La palabra pandemia etimológicamente señala una enfermedad que abarca a todo el pueblo o que se trata de una epidemia que se extiende a muchos países. Es un término que cada día provoca más preocupación y, manejada de forma irresponsable por las redes sociales y cierta prensa, corremos el riesgo de hacer estallar una histeria colectiva.
A ningún fenómeno que ponga en riesgo la vida humana –sea cual sea el número de fallecidos- se le puede restar importancia. Y seguramente son hoy las mujeres a las que el orden natural les confirió la misión de preservar la especie humana, las que ante esta situación anormal pueden sentir la mayor inquietud.
Con el nuevo balance de muertos en China, el número total de víctimas fatales a nivel mundial ascendió a 4.011 por la enfermedad que ya se propagó por 100 países y registró más de 110.000 casos confirmados de contaminación. En forma reiterada la humanidad ha conocido plagas mortíferas que han dejado algunas de ellas bajas desoladoras. Desde que el mundo existe, los virus han resistido y mutado el paso de los siglos. Para no irnos demasiado lejos en el tiempo, arranquemos con la peste negra que asoló al mundo mediterráneo en el siglo XIV dejando un saldo de más de 100 millones de muertos. Ni hablar de la viruela que hasta que Pasteur no descubrió la vacuna, sumó 300 millones de víctimas.
No sigamos enumerando las calamidades de la salud de ese ser finito que se llama hombre. Bástenos recordar que en la antigüedad romana, con una población total de 50 a 60 millones (y no los 7,5 mil millones que suman hoy), la peste Antonina en el siglo II, que se cree fue el sarampión, cobró 5 millones de vidas y provocó el comienzo del fin del Imperio Romano. Y la plaga de Justiniano, en el siglo VI, que azotó a todo el Mediterráneo y no solo el Imperio de Oriente, llegó a cobrarse 5.000 vidas por día (25 millones en total), según los historiadores, y se llevó por delante a la mitad de la población de Constantinopla, la actual Estambul.
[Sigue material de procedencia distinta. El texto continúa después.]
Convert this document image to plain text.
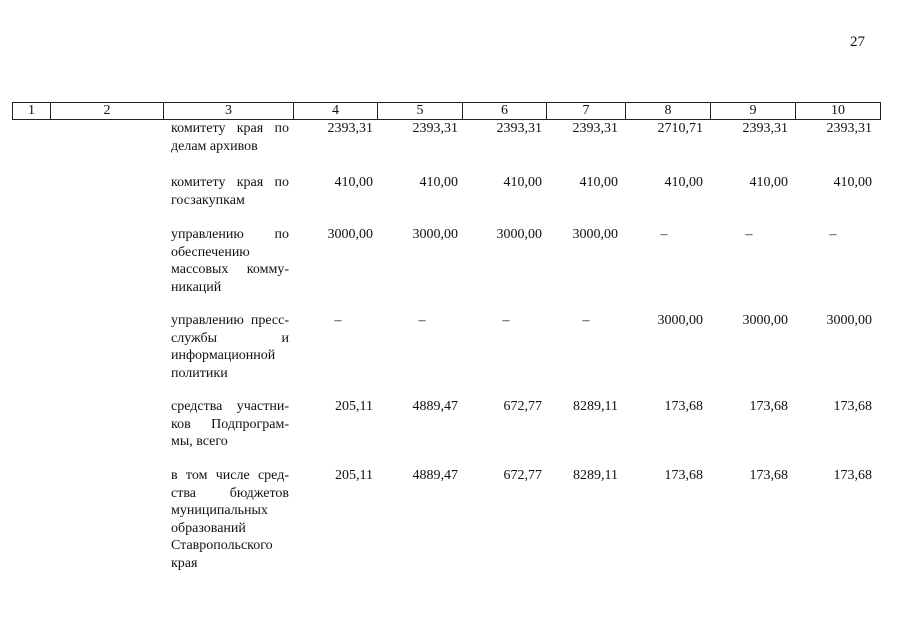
27
1	2	3	4	5	6	7	8	9	10
комитету края по делам архивов
2393,31	2393,31	2393,31	2393,31	2710,71	2393,31	2393,31
комитету края по госзакупкам
410,00	410,00	410,00	410,00	410,00	410,00	410,00
управлению по обеспечению массовых комму-никаций
3000,00	3000,00	3000,00	3000,00	–	–	–
управлению пресс-службы и информационной политики
–	–	–	–	3000,00	3000,00	3000,00
средства участни-ков Подпрограм-мы, всего
205,11	4889,47	672,77	8289,11	173,68	173,68	173,68
в том числе сред-ства бюджетов муниципальных образований Ставропольского края
205,11	4889,47	672,77	8289,11	173,68	173,68	173,68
Hablando de pandemias letales –ya ingresados en la era del auge de la ciencia, hace 100 años- no podemos dejar de recordar la que se conoció como “gripe española” (que no se inició ni tuvo sus consecuencias mayores en España, pero que sin embargo fue el único país que finalizada la bochornosa Gran Guerra, permitió que su prensa la denunciara), que a partir de 1918, en un solo año mató a 75 millones de personas, sumando más dramatismo al infame conflicto bélico iniciando el comienzo de la erosión de la Civilización Mediterránea.
¿Qué tiene que ver el drama de la impotencia de no poder garantizar la mutación de los virus y crear un blindaje a la salud humana con las leyes de la economía?
Ambos fenómenos sí tienen un componente real, medible físicamente, pero poseen otro más poderoso, ubicado en la mente humana – y fácil de manipular – capaz de provocar grandes distorsiones de la realidad, provocando dolores que hieren el tejido social.
Las turbulencias bursátiles como las pandemias se vienen repitiendo en forma cíclica.
Pongamos el foco en la mayor -y también madre de todas ellas-, la de octubre de 1929. Es la equivalente a la peste negra de fines del medioevo. El colapso de Wall Street, al igual que la “peste española” actuó como corolario de la Primera Guerra Mundial, contribuyendo a la Gran Depresión que asoló sin piedad al mundo de la década de los ‘30.
Y así llegamos al 2008 con la quiebra del Lehman Brothers, cuyas heridas creíamos habían cicatrizado. Pero lo sucedido el pasado lunes en los principales mercados de bolsa nos hace dudar.
Pase lo que pase, en este mundo global donde las angustias y las alegrías se comparten al instante, el mandato que nos viene de la historia que debemos tener claro, es que las crisis siempre las hemos superado y nuestra raíz humana nos exige resistir a las adversidades y no capitular.